We then send our padded and extended message to the server, with our new MAC:

http://example.com/download?file=report.pdf%80%00%00%00%00%00%00%00%00%00%00%00%00%00%00%00%00%00%00%00%00%00%00%00%00%00%00%00%00%00%00%00%00%00%00%00%00%00%00%00%00%00%A8/../../../../../../../etc/passwd&mac=ee40aa8ec0cfafb7e2ec4de20943b673968857a5

What the server hashes when it hashes the attacker's hacked message is this: secret + message + padding to the next block + extension + padding to the end of the block. The result of the server's hash will be ee40aa8ec0cfafb7e2ec4de20943b673968857a5, which is what we got when we hashed our extension while overriding the registers with the original MAC, because we essentially started off with our hash where the server is at when it is half way through hashing out attack.

How To Run The Attack

For simplicity, in this example I revealed that the key length was 11 characters. In a real world attack, an attacker won't know the length of the key beforehand. Therefore, the attacker needs a way to determine the key length.

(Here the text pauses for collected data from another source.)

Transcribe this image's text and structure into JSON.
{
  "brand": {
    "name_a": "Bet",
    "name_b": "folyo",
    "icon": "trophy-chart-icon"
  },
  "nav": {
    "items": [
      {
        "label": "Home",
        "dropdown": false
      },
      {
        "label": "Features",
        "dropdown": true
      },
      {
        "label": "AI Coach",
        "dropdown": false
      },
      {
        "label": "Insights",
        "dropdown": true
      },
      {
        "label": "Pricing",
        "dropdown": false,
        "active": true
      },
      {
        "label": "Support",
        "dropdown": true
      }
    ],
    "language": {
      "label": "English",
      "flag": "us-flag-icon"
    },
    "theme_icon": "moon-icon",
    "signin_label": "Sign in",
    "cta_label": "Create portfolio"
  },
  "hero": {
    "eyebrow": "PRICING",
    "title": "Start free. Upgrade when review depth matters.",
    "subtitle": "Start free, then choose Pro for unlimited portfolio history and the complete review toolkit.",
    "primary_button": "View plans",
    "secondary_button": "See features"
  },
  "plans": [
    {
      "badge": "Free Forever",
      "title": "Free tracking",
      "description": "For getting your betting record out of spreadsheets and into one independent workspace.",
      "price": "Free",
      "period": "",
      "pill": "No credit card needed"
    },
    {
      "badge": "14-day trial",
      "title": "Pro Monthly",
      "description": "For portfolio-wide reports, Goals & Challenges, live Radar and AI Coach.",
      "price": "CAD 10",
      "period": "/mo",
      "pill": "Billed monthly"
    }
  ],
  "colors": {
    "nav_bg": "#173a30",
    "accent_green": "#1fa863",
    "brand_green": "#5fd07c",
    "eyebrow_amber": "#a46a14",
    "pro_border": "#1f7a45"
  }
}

Continuing the example, lets say that our vulnerable website returns different errors (HTTP response codes, error messages in a response body, etc) when a MAC validation fails vs when validation succeeded but the file was not found. An attacker can then calculate multiple extensions, one for each possible key length, and send each to the server. When the server responds with an error indicating the file was not found, then a length extension vulnerability has been found, and the attacker is free to calculate new extensions aimed at gaining unauthorized access to sensitive files on the server.

How To Defend Against This Attack

The solution to this vulnerability is to use an algorithm known as HMAC. Instead of just hashing the key concatenated with the message, HMAC does something like this:

MAC = hash(key + hash(key + message))

How HMAC actually works is a bit more complicated, but that is the general idea. The important part is that since the key is hashed into the message twice, it is not vulnerable to the extension attack described in this post. HMAC was first published in 1996, and has since been implemented in just about every programming language's standard library.

Summary

Though there are still some crazy people out there that write their own cryptographic algorithms, people have gradually gotten the idea that writing your own crypto is a bad idea. However, it is not enough to use publicly vetted crypto algorithms: you've got to use those algorithms in the right way. Unless you really know how the algorithms you are using work and how to use them correctly, it is better to rely on professionally vetted high level libraries that take care of the low level stuff for you.